The fires grow brighter. Heated metal heavy on the air. Smell of burning oil and coal heavier. I've been here before. Stupid to think a few months of peace equaled a lifetime.

And I must make note, I must try to remember--'love' does not always equal 'friend'. And it does not always equal 'trust'. You'd think I would have learned by now, but I can be so very stubborn, where my wounded heart is concerned. This time, I say. This time it is different.

But this time I thought it was...


In Izumo sim currently, there is a mini-rail tram ride based around Japanese cemetaries and haunts. It's a solid loop, so if you're not careful, you can find yourself going around in circles. And it is not a short tram ride. But it's a lot of fun.


There are a lot of interesting effects along the way, at least two that interact with you and the tram itself, and it seems to be a haunt that can be enjoyed at midday as well as midnight. So many of the haunts rely on darkness for atmosphere, and I won't lie--it's refreshing to find one that works in sunlight.

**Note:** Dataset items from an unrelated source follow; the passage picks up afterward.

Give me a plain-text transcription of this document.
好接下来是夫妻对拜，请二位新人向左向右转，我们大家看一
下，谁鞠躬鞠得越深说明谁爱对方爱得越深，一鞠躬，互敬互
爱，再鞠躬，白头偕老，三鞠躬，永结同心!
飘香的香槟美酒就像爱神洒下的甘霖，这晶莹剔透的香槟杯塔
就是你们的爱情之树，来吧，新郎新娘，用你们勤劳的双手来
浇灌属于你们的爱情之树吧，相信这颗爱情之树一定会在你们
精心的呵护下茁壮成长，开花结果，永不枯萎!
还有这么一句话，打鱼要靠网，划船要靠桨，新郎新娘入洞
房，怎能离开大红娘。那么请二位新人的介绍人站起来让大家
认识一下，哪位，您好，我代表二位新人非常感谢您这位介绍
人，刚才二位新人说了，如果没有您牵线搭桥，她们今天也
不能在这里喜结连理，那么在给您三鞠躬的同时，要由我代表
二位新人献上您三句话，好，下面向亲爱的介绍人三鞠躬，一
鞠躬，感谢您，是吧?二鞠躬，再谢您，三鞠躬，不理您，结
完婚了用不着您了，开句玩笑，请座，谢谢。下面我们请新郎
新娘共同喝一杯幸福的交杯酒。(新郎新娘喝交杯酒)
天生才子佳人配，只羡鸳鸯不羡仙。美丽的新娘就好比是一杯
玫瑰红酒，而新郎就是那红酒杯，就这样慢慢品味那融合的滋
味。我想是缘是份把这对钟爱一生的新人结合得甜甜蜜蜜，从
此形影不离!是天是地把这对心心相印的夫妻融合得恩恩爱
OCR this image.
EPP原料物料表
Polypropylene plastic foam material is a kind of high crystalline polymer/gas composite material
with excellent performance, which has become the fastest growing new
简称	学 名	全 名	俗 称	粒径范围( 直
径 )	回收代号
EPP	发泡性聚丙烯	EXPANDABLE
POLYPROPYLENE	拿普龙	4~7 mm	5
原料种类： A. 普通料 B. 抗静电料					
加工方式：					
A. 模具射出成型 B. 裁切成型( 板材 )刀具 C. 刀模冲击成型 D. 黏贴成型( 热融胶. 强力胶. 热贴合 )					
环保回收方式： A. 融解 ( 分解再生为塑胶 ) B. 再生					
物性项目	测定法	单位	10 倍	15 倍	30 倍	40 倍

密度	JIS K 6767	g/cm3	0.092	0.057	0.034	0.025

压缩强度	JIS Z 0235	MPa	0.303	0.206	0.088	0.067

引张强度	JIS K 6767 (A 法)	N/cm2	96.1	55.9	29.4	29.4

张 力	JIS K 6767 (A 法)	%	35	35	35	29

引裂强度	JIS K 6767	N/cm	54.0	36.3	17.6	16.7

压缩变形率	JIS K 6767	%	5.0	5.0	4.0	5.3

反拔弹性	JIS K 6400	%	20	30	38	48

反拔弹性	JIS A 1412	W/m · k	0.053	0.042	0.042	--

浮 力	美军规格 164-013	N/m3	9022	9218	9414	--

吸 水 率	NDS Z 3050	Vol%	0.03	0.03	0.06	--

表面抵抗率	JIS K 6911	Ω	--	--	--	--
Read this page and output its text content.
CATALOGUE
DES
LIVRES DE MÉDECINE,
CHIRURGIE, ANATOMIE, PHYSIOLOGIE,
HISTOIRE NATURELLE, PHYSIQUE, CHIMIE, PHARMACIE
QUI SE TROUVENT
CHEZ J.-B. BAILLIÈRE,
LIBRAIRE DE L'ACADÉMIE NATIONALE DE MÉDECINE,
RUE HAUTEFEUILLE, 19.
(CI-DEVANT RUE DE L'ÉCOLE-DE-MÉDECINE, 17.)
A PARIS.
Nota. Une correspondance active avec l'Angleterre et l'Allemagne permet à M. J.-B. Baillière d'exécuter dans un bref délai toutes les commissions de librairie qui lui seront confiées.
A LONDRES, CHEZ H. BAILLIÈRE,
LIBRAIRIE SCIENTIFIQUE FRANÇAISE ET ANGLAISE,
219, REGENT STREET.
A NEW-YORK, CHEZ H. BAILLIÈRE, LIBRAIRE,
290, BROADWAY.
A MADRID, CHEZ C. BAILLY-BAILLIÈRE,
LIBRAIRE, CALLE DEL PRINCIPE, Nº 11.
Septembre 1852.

There are some places with severe switchbacks, or ramps up, and at these times, the car may reverse itself and start back for the beginning. This is to be expected with heavily scripted rides; just keep in mind, rezzers for new trams are found frequently around the track.


Twice the tram leads you into a large and seemingly very solid black box. If you've never been to a Japanese haunt attraction before, I won't spoil things by telling you what you'll find. There are some free items (and some full-price holiday items) available just outside the large black box, and there are things to do and see inside the large black box. Do wander, after you're done riding the train.


All in all, it is a thoroughly charming tribute, and a very pretty layout; as much as I know I am on one side of the glass, and the grid is on the other, I found myself thinking how marvelous the forest if the forest were real, and I merely an avatar wandering it. They did a great job, and it's worth the trip for that alone.

All in all, if you have the time--it does take a while--I heartily encourage anyone who wishes, to go. At the very least, the most genuine chills you'll find on the ride? Are when the physics bork and you find yourself sliding backwards, down through the sim into the deep water, or off the track entirely into the air!